Le ministère du Commerce, de l’Industrie et de l’Artisanat organise un atelier sur la relance durable de la production cotonnière au Burkina Faso, du 11 au 13 mars 2019 à Ouagadougou. L’ensemble des acteurs vont pendant trois jours faire un diagnostic de la filière afin de dégager une reprise.

Les acteurs de l’industrie cotonnière au Burkina Faso veulent en finir avec la morosité dans le secteur. Aussi, à l’initiative de l’’association interprofessionnelle du coton du Burkina (AICB), le ministère du commerce, de l’industrie et de l’artisanat les a réuni pour réfléchir   sur la relance durable de la production cotonnière du 11 au 13 mars 2019.

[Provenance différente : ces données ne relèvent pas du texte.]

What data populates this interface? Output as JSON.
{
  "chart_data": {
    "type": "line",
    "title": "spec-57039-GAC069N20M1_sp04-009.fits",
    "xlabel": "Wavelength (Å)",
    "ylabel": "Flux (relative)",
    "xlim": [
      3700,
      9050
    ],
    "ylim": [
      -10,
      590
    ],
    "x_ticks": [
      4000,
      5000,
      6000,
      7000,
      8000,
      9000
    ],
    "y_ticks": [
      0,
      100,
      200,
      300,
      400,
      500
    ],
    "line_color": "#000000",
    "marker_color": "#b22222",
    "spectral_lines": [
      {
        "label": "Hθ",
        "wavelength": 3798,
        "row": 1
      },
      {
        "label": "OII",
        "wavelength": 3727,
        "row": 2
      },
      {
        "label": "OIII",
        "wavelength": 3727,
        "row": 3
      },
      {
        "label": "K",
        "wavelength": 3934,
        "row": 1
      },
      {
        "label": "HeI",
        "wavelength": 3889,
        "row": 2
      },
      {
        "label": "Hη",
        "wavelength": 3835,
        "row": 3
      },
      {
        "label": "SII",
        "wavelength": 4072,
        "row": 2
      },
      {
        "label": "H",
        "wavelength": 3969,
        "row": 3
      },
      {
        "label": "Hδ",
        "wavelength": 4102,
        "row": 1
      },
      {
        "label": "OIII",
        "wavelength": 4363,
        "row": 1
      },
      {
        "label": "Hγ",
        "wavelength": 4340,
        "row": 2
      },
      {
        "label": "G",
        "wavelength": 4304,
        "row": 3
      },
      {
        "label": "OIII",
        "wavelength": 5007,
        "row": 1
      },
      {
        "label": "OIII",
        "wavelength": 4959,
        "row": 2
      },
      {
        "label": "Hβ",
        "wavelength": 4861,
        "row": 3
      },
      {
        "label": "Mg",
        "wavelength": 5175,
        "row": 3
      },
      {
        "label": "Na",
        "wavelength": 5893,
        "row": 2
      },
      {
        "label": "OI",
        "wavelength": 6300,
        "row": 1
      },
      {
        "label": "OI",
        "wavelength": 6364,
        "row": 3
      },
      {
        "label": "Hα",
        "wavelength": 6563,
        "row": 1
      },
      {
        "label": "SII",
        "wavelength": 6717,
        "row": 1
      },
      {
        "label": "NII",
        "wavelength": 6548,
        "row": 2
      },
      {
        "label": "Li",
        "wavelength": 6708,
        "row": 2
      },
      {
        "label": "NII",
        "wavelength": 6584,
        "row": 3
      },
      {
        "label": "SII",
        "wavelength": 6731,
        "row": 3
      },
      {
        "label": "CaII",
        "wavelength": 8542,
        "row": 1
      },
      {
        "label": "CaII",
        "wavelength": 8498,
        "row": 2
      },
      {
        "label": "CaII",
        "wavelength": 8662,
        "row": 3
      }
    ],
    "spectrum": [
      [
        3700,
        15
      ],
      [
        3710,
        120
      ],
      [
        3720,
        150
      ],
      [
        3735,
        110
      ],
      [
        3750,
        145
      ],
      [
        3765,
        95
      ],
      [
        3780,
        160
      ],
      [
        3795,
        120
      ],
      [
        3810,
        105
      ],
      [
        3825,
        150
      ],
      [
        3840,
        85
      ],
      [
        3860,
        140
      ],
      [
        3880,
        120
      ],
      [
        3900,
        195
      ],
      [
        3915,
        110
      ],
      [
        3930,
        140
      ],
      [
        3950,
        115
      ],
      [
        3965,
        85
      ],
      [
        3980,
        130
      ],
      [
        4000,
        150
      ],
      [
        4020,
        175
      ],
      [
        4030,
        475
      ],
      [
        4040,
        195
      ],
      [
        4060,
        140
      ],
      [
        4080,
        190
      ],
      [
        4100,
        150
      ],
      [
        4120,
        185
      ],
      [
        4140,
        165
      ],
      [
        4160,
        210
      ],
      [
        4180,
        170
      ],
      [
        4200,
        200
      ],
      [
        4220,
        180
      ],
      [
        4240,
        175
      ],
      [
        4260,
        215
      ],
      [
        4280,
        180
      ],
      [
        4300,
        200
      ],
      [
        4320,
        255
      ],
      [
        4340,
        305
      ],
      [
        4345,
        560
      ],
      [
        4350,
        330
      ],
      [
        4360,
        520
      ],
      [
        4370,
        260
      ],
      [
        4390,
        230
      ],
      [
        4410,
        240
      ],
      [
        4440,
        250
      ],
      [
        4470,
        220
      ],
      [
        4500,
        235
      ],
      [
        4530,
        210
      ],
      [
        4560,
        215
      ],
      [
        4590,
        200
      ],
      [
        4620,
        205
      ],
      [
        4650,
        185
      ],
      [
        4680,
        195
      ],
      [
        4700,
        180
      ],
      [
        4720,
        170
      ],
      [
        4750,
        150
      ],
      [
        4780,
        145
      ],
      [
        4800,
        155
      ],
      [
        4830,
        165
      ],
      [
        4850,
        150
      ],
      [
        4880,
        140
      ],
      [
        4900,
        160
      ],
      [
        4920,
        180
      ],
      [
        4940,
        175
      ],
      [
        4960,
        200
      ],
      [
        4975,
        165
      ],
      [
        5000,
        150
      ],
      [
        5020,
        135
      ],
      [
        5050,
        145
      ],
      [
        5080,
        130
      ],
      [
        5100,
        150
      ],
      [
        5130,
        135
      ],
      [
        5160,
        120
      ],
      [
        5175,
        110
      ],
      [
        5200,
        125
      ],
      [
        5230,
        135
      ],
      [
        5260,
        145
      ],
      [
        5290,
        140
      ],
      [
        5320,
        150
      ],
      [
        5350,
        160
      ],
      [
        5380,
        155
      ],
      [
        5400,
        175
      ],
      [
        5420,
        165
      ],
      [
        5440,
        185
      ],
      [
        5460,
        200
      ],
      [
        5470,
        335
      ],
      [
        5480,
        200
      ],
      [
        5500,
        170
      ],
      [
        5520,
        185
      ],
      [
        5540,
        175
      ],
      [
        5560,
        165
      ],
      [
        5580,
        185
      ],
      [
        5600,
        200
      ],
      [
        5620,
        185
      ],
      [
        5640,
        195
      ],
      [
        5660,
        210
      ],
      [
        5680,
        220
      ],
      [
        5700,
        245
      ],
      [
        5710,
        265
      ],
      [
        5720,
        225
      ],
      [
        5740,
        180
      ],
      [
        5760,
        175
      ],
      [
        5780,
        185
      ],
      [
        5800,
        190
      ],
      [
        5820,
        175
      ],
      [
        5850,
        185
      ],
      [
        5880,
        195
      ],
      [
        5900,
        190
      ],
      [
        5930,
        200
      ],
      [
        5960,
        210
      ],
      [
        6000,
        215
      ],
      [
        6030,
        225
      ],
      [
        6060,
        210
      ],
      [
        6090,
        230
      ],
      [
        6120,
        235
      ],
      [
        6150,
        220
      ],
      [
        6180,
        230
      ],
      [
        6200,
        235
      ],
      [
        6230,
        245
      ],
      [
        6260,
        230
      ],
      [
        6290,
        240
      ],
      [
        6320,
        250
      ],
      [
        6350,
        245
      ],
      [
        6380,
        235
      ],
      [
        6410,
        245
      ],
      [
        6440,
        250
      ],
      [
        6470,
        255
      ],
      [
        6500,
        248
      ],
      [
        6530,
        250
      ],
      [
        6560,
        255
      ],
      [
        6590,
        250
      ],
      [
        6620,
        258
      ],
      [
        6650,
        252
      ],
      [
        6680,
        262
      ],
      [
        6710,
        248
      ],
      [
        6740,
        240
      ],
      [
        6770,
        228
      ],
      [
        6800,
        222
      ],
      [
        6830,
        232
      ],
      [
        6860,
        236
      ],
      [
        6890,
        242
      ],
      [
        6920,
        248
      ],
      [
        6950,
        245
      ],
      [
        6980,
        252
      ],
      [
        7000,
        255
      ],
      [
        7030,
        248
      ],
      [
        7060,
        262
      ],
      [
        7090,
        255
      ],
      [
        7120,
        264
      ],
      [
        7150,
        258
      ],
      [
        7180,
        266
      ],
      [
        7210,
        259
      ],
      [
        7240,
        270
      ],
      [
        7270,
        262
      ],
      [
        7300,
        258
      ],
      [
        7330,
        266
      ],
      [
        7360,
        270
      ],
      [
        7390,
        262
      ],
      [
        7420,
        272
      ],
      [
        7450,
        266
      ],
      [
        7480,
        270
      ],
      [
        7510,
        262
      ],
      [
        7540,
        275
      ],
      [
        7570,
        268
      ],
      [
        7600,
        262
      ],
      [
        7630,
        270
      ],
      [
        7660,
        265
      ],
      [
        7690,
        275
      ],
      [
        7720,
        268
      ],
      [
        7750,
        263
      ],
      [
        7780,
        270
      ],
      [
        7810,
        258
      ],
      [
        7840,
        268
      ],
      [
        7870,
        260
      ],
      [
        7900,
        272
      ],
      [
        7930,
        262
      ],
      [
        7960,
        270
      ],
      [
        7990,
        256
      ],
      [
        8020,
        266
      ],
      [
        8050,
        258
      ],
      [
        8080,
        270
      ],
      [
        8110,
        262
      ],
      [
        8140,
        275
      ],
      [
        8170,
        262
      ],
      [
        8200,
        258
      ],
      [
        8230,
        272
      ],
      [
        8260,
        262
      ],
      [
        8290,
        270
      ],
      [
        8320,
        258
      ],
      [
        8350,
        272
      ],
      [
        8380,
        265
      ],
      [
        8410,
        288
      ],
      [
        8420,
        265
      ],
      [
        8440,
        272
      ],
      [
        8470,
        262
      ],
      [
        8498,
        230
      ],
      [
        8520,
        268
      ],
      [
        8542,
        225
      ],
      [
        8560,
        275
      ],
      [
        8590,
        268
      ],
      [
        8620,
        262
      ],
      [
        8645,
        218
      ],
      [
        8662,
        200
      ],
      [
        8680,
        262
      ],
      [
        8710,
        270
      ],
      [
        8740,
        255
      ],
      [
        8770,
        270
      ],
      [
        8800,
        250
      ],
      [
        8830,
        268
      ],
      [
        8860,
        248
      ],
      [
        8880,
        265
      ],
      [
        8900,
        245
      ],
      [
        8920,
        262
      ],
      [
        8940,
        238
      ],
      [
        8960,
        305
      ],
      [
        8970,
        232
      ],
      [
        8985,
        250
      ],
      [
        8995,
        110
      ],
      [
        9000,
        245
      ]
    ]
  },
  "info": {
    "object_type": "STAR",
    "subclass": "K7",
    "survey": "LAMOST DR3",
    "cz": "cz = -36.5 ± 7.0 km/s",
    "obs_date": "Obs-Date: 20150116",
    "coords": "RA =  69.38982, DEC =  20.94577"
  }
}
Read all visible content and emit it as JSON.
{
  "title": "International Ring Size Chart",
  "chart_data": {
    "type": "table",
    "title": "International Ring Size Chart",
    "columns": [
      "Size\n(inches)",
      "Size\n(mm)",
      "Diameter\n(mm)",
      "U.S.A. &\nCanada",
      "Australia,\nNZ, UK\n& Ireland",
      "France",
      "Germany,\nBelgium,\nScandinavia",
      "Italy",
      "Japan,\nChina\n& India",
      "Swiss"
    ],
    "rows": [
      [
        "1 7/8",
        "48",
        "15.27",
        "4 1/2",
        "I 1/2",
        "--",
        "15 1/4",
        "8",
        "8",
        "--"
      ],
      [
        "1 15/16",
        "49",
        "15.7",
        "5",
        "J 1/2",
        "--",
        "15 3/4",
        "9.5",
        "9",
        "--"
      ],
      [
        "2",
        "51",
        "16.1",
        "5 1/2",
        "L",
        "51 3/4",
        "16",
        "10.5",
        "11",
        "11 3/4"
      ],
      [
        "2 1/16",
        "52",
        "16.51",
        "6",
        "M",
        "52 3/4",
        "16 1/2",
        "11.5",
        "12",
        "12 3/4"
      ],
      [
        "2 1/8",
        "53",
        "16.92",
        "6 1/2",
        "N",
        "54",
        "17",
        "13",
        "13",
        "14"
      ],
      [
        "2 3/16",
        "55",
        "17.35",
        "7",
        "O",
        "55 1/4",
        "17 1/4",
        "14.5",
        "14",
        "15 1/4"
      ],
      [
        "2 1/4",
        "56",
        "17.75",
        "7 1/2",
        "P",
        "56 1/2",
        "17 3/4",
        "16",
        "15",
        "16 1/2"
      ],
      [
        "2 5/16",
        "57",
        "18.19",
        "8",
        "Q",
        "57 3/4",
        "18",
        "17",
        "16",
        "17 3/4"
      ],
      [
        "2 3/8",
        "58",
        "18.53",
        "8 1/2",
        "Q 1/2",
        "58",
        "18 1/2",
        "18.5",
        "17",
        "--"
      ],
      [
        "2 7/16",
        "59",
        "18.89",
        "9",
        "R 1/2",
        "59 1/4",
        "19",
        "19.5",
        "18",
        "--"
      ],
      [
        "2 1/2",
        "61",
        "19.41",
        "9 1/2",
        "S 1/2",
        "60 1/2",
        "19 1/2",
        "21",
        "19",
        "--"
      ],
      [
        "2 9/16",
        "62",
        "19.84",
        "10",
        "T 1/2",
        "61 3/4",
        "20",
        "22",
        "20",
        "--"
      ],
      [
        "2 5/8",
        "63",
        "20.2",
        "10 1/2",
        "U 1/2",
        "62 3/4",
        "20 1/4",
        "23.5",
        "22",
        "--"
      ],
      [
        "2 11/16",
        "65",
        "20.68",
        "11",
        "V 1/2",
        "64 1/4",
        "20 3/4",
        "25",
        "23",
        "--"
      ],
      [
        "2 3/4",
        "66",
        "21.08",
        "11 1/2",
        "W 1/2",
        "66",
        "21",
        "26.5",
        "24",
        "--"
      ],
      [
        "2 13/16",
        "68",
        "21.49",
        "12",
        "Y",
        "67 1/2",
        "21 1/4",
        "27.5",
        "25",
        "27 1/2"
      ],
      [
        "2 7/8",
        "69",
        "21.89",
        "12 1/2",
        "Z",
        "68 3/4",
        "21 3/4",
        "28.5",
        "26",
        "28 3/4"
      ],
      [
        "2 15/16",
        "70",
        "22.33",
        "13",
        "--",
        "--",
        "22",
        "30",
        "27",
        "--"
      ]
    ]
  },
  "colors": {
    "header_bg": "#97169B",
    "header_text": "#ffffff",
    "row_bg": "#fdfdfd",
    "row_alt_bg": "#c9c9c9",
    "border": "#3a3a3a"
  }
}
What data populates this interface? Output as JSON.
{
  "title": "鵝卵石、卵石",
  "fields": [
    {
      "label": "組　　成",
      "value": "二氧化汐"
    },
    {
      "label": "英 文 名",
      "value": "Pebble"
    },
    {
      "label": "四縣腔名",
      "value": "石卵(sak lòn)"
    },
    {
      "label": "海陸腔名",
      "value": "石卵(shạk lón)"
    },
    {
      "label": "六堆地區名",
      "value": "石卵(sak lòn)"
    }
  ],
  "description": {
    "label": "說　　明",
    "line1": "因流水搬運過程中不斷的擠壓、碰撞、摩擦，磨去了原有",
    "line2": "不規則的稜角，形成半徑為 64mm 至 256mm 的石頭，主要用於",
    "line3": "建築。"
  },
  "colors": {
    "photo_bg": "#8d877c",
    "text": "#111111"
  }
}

Pour le président de l’AICB, Bihoun Bambou,  il est temps de trouver des solutions afin que le Burkina Faso retrouve sa place de leader en matière de production de coton à Afrique. «  la 4e place que nous occupons depuis 2018 n’est pas en l’honneur des acteurs de la filière et il faut y remédier », a-t-il insisté. Le ministre en charge du commerce, Harouna Kaboré, par ailleurs président du comité de haut niveau pour la relance durable du secteur du coton, a précisé que l’atelier vise à aborder les différents goulots d’étranglements et s’assurer que la campagne cotonnière 2019-2020 se passe sereinement.

Les producteurs, les responsables des sociétés cotonnières et l’administration publique veulent que le Burkina Faso retrouve sa place de leader de la production du coton.

De manière concrète, la question de la production de la semence, les mécanismes de fixation des prix des de cession des intrants de d’achat du coton graine seront examinés par les différentes parties prenantes du secteur du coton. Le diagnostic de la baisse des rendements au champ et de la production et la compilation des propositions des acteurs pour la relance vont aussi réalisé au cours de l’atelier.

Le coton est la première culture de rente du Burkina Faso. Le secteur revêt une importance économique et sociale majeure car environ millions de personnes y tirent   leurs revenus et il contribue pour 4% au produit intérieur brut, selon le ministre Harouna Kaboré. Pourtant ces dernières années la filière enregistre des contre performances avec une baisse des rendements au champ et de la production dont les conséquences se traduisent par un surendettement des producteurs, leur découragement et leur désaffection ainsi qu’une baisse des recettes d’exportation.